具体来说， Kolmogorov-Arnold 定理指的是，对于任何定义在闭区间上的连续函数 $f(x_{1},\ldots x_{n})$ ，存在整数以及一系列的一维连续函数和，使得该多变量函数可以表示为：

$f(x_1,...,x_n)=\sum_{q=1}^{2n+1}\Phi_q\left(\sum_{p=1}^{n}\phi_{q,p}(x_p)\right)$

efficient-kan: https://github.com/Blealtan/efficient-kan/

项目概述

项目概述(Readme.md)

这个仓库包含了一个高效的Kolmogorov-Arnold Network (KAN)实现。原版KAN的实现存在性能问题，主要是因为它需要扩展所有中间变量以执行不同的激活函数。新的实现通过重新公式化计算来减少内存消耗并使计算更加高效。

主要改进点

计算优化：
- 原版问题：原版KAN在每一层中，需要将输入扩展为形状为 (batch_size, out_features, in_features) 的张量，以便执行激活函数。这导致了较高的内存消耗。
- 新实现：新实现将输入通过不同的基函数（B-splines）激活，然后线性组合这些激活结果。这种重新公式化显著减少了内存消耗，并且使得前向和反向传播自然地成为矩阵乘法。
稀疏化：
- 原版问题：原版KAN使用了一种L1正则化，定义在输入样本上，需要对形状为 (batch_size, out_features, in_features) 的张量进行非线性操作，这与新实现的重新公式化不兼容。
- 新实现：新实现改为在权重上使用L1正则化，这是神经网络中更常见的做法，并且与新实现的重新公式化兼容。作者的实现中也包括了这种正则化，因此认为这可能有助于提高性能，但仍需进一步实验验证。
可学习的激活函数：
- 原版问题：原版KAN不仅包括可学习的激活函数（B-splines），还包括每个激活函数上的可学习缩放。
- 新实现：新实现提供了一个选项 enable_standalone_scale_spline，默认为 True，以包含这一特性。禁用该选项会使模型更高效，但可能会损害性能。需要更多的实验来验证这一点。

更新记录

2024-05-04：@xiaol 提示，基权重参数的常数初始化在MNIST数据集上可能是一个问题。目前，已将 base_weight 和 spline_scaler 矩阵的初始化方式改为 kaiming_uniform_，与 nn.Linear 的初始化方式一致。这在MNIST数据集上的表现显著提升（从约20%到约97%），但不确定这种方法在一般情况下是否合适。

总结

主要改进：通过重新公式化计算，显著减少了内存消耗并提高了计算效率。
稀疏化：改为在权重上使用L1正则化，与新实现的计算方式兼容。
可学习的激活函数：提供了可选项以控制是否启用每个激活函数上的可学习缩放。
初始化改进：改变了基权重参数的初始化方式，显著提升了在MNIST数据集上的性能。

这些改进使得KAN的实现更加高效，并且在某些数据集上表现出更好的性能。然而，仍需进一步的实验来验证这些改进在不同任务和数据集上的效果。

import torch
import torch.nn.functional as F
import math


class KANLinear(torch.nn.Module):
    def __init__(
        self,
        in_features,
        out_features,
        grid_size=5,
        spline_order=3,
        scale_noise=0.1,
        scale_base=1.0,
        scale_spline=1.0,
        enable_standalone_scale_spline=True,
        base_activation=torch.nn.SiLU,
        grid_eps=0.02,
        grid_range=[-1, 1],
    ):
        super(KANLinear, self).__init__()
        self.in_features = in_features
        self.out_features = out_features
        self.grid_size = grid_size
        self.spline_order = spline_order

        h = (grid_range[1] - grid_range[0]) / grid_size
        grid = (
            (
                torch.arange(-spline_order, grid_size + spline_order + 1) * h
                + grid_range[0]
            )
            .expand(in_features, -1)
            .contiguous()
        )
        self.register_buffer("grid", grid)

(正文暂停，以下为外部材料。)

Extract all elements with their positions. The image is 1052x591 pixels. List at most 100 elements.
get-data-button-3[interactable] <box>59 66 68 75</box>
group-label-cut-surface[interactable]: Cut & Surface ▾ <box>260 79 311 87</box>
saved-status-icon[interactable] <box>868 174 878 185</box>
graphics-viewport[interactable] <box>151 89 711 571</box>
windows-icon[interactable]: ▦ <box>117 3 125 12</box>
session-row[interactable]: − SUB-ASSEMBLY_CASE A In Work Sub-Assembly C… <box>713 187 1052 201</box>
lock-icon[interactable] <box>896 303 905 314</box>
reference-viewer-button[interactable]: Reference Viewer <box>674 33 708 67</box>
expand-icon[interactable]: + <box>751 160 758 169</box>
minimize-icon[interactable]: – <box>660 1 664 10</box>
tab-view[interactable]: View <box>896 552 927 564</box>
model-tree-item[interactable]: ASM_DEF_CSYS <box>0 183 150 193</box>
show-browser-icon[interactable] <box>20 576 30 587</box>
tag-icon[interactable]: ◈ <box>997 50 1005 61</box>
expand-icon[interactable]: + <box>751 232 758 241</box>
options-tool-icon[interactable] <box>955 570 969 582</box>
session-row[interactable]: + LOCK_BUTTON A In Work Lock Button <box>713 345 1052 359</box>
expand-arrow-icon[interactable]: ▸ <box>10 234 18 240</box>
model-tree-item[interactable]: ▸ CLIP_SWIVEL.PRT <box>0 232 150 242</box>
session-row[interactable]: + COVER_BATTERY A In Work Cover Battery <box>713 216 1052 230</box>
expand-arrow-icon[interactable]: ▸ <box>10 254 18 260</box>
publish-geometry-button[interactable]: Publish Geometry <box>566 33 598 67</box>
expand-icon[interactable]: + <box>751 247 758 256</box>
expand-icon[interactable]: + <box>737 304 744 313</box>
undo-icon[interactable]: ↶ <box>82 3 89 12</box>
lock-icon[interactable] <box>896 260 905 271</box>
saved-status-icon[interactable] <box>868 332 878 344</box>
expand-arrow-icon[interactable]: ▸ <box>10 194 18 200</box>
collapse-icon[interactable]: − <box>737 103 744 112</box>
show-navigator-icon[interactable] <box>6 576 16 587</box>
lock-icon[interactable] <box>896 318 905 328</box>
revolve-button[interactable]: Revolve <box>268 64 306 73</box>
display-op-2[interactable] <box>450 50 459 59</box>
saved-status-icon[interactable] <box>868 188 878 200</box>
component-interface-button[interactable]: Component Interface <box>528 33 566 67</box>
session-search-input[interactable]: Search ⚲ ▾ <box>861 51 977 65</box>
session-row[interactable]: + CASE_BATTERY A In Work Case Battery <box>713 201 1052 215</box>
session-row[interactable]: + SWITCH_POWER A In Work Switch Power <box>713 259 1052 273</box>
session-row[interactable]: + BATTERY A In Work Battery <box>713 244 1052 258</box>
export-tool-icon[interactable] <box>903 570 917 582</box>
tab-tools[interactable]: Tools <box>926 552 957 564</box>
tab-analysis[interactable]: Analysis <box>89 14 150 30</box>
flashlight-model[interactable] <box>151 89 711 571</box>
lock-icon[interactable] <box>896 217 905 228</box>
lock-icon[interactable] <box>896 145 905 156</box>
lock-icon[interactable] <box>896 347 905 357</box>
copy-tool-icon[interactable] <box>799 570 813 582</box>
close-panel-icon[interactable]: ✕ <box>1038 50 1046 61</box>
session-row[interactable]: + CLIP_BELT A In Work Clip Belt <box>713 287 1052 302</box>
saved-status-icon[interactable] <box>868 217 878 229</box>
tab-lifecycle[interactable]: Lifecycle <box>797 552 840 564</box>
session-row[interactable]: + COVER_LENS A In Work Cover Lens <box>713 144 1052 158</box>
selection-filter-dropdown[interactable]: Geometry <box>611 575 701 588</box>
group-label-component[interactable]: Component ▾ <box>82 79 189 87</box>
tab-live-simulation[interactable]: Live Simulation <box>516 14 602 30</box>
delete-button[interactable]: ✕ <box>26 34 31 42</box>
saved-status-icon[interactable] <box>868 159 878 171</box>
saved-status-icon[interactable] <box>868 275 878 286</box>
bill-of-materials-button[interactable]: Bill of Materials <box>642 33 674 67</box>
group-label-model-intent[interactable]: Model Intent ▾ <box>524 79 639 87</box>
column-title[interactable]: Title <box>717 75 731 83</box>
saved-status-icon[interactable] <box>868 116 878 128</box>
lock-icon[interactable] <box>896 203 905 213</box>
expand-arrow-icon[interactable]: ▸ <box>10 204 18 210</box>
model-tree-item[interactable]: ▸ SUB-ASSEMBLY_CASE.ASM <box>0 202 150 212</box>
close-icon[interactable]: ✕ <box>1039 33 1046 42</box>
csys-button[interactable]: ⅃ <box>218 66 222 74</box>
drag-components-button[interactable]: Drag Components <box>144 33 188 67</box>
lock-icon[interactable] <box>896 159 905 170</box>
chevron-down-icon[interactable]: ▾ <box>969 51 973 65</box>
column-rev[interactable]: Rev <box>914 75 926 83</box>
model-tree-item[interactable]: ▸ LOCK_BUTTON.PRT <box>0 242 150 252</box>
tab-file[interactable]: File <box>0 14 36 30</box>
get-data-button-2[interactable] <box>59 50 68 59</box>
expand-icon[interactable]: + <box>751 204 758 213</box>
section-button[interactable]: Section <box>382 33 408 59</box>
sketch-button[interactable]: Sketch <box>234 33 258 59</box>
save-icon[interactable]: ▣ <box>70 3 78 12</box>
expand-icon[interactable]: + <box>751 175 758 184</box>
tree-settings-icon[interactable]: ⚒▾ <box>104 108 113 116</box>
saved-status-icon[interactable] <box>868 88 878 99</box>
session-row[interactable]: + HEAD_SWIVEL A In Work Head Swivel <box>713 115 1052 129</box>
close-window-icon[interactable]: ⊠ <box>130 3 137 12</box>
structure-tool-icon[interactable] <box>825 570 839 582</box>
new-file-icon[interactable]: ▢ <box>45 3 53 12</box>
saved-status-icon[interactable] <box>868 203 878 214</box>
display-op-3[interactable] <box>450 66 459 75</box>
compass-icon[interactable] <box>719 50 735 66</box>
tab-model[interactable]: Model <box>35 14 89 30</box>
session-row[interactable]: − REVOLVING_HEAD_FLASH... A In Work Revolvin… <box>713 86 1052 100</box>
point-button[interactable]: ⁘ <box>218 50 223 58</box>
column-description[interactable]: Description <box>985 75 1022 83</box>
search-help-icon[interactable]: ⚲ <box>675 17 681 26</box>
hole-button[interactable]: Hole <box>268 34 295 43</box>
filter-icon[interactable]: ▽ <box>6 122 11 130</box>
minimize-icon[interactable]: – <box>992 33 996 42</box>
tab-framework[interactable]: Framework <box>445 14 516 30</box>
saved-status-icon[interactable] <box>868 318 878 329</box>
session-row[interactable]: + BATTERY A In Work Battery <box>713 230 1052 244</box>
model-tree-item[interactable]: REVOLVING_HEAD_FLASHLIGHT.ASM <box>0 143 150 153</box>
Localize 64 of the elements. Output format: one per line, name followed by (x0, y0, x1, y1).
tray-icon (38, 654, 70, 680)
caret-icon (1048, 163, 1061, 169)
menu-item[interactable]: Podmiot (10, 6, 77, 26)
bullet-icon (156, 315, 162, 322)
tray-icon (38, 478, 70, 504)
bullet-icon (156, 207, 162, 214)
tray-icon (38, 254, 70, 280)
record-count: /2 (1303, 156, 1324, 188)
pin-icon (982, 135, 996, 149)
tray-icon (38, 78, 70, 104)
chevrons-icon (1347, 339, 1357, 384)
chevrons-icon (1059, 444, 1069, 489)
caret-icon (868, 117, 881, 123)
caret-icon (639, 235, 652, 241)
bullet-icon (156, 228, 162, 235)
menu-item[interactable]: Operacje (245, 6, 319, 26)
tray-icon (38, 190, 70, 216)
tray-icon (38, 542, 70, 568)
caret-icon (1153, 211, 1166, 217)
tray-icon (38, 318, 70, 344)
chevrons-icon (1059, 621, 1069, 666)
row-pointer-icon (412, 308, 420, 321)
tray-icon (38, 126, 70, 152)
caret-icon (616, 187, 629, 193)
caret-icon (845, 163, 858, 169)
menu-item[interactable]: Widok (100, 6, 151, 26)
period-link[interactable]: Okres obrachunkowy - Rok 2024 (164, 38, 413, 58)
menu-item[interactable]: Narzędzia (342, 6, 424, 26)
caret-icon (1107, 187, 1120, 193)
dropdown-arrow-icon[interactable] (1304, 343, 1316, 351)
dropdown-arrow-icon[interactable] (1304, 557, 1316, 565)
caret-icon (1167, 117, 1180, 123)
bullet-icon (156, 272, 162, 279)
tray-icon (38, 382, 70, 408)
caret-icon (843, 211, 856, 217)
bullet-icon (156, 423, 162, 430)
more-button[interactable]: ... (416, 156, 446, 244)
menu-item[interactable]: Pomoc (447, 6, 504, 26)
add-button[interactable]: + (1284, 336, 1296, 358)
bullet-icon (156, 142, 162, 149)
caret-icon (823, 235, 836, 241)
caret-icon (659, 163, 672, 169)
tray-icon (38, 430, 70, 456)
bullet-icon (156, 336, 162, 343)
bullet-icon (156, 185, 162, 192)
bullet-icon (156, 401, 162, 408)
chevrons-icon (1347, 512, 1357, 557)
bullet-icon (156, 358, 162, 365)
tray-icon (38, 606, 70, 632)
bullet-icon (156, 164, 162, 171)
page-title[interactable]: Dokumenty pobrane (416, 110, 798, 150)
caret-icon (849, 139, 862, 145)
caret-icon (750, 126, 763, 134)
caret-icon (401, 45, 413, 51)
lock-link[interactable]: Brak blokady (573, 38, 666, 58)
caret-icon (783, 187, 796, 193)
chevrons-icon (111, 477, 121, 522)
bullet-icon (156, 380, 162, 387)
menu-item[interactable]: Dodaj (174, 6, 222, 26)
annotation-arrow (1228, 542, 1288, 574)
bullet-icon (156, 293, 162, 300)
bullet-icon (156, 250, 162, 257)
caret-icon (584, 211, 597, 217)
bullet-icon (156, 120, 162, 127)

        self.base_weight = torch.nn.Parameter(torch.Tensor(out_features, in_features))
        self.spline_weight = torch.nn.Parameter(
            torch.Tensor(out_features, in_features, grid_size + spline_order)
        )
        if enable_standalone_scale_spline:
            self.spline_scaler = torch.nn.Parameter(
                torch.Tensor(out_features, in_features)
            )

        self.scale_noise = scale_noise
        self.scale_base = scale_base
        self.scale_spline = scale_spline
        self.enable_standalone_scale_spline = enable_standalone_scale_spline
        self.base_activation = base_activation()
        self.grid_eps = grid_eps

        self.reset_parameters()

    def reset_parameters(self):
        torch.nn.init.kaiming_uniform_(self.base_weight, a=math.sqrt(5) * self.scale_base)
        with torch.no_grad():
            noise = (
                (
                    torch.rand(self.grid_size + 1, self.in_features, self.out_features)
                    - 1 / 2
                )
                * self.scale_noise
                / self.grid_size
            )
            self.spline_weight.data.copy_(
                (self.scale_spline if not self.enable_standalone_scale_spline else 1.0)
                * self.curve2coeff(
                    self.grid.T[self.spline_order : -self.spline_order],
                    noise,
                )
            )
            if self.enable_standalone_scale_spline:
                # torch.nn.init.constant_(self.spline_scaler, self.scale_spline)
                torch.nn.init.kaiming_uniform_(self.spline_scaler, a=math.sqrt(5) * self.scale_spline)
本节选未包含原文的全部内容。